Change argument storage for compatibility with Python 3.6.

Review Request #9518 — Created Jan. 22, 2018 and submitted — Latest diff uploaded

Information

kgb
master
ce9d18b...

Reviewers

kgb

The function call opcodes in Python 3.5 and earlier contained a
parameter indicating how many positional and keyword arguments were
being passed to the function. KGB 1.0 made use of this to determine what
specific positional and keyword parameters to pass on to the original or
fake function for a spy.

Python 3.6 removed this information from the opcodes, instead depending
more on the data provided on the stack before the call. The parameter
contained the total count of arguments (positional and keyword) for most
of its function call opcodes, but one didn't even include that.
Unfortunately, we don't have access to the data passed on the stack, and
parsing the bytecode to get it is far too complex and slow.
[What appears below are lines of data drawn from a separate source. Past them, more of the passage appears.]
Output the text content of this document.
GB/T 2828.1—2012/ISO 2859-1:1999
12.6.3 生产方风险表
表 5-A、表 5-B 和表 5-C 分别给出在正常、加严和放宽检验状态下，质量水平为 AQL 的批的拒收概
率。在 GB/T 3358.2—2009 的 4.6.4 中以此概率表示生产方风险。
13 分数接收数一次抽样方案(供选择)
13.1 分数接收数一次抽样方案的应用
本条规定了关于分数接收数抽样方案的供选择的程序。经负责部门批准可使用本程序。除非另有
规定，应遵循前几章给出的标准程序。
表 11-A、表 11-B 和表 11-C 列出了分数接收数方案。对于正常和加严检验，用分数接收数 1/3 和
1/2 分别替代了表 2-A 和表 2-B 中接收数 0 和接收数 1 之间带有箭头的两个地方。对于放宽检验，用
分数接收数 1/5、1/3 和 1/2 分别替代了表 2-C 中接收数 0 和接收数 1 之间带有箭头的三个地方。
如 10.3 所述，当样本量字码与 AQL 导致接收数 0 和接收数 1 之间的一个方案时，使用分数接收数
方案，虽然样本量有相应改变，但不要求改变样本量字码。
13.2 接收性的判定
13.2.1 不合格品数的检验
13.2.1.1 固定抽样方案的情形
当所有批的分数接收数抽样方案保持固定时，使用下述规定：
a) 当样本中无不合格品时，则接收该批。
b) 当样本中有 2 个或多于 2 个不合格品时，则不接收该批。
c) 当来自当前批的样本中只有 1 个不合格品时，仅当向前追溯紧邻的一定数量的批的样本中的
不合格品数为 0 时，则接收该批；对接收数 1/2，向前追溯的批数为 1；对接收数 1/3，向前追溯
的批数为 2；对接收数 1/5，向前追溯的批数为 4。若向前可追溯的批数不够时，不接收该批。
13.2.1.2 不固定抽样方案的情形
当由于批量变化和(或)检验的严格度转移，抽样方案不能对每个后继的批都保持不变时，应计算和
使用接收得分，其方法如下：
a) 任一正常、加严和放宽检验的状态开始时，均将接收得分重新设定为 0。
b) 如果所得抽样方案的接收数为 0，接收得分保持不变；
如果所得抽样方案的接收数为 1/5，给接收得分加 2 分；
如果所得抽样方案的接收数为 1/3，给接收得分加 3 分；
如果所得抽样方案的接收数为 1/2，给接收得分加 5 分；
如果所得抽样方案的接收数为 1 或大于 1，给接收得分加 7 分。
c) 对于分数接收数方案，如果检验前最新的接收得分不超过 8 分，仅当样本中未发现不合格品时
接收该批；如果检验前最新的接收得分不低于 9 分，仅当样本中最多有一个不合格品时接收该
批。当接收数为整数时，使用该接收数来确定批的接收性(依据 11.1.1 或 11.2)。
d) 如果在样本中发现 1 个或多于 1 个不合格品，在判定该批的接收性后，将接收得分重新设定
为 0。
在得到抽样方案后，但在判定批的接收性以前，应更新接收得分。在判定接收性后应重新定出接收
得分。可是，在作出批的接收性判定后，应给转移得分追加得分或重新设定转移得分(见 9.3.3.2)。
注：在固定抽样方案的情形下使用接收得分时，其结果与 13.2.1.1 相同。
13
To solve this, and provide Python 3.6 support, we no longer try to
replicate the original function call exactly. Instead, we pass all
positional and keyword arguments defined on the funtction.
Realistically, this should be fine, because under the hood Python will
pass the function all positional and keyword arguments anyway
(positional is required, and defaults are injected into the keyword
arguments dictionary and then passed to the function).

This does change some behavior, however. Prior to this, if a positional
value was passed to a keyword argument, or a positional argument was
specified as a keyword argument, consumers could check for this, since
the exact way the parameters were passed would be stored. Now, that's
not the case. No matter how you pass a parameter, it will go in the list
of positional arguments or keyword arguments based on the signature of
the function.

In a way, this is better, because callers are more likely to change
than function signatures, so by testing against the function signature,
tests can be more stable.

Unfortunately, this had to remove the pretty awesome bytecode inspection
and nested exec() that we had before, but in the end that's probably
for the best.

Unit tests pass on Python 2.7, 3.4, 3.5, and 3.6.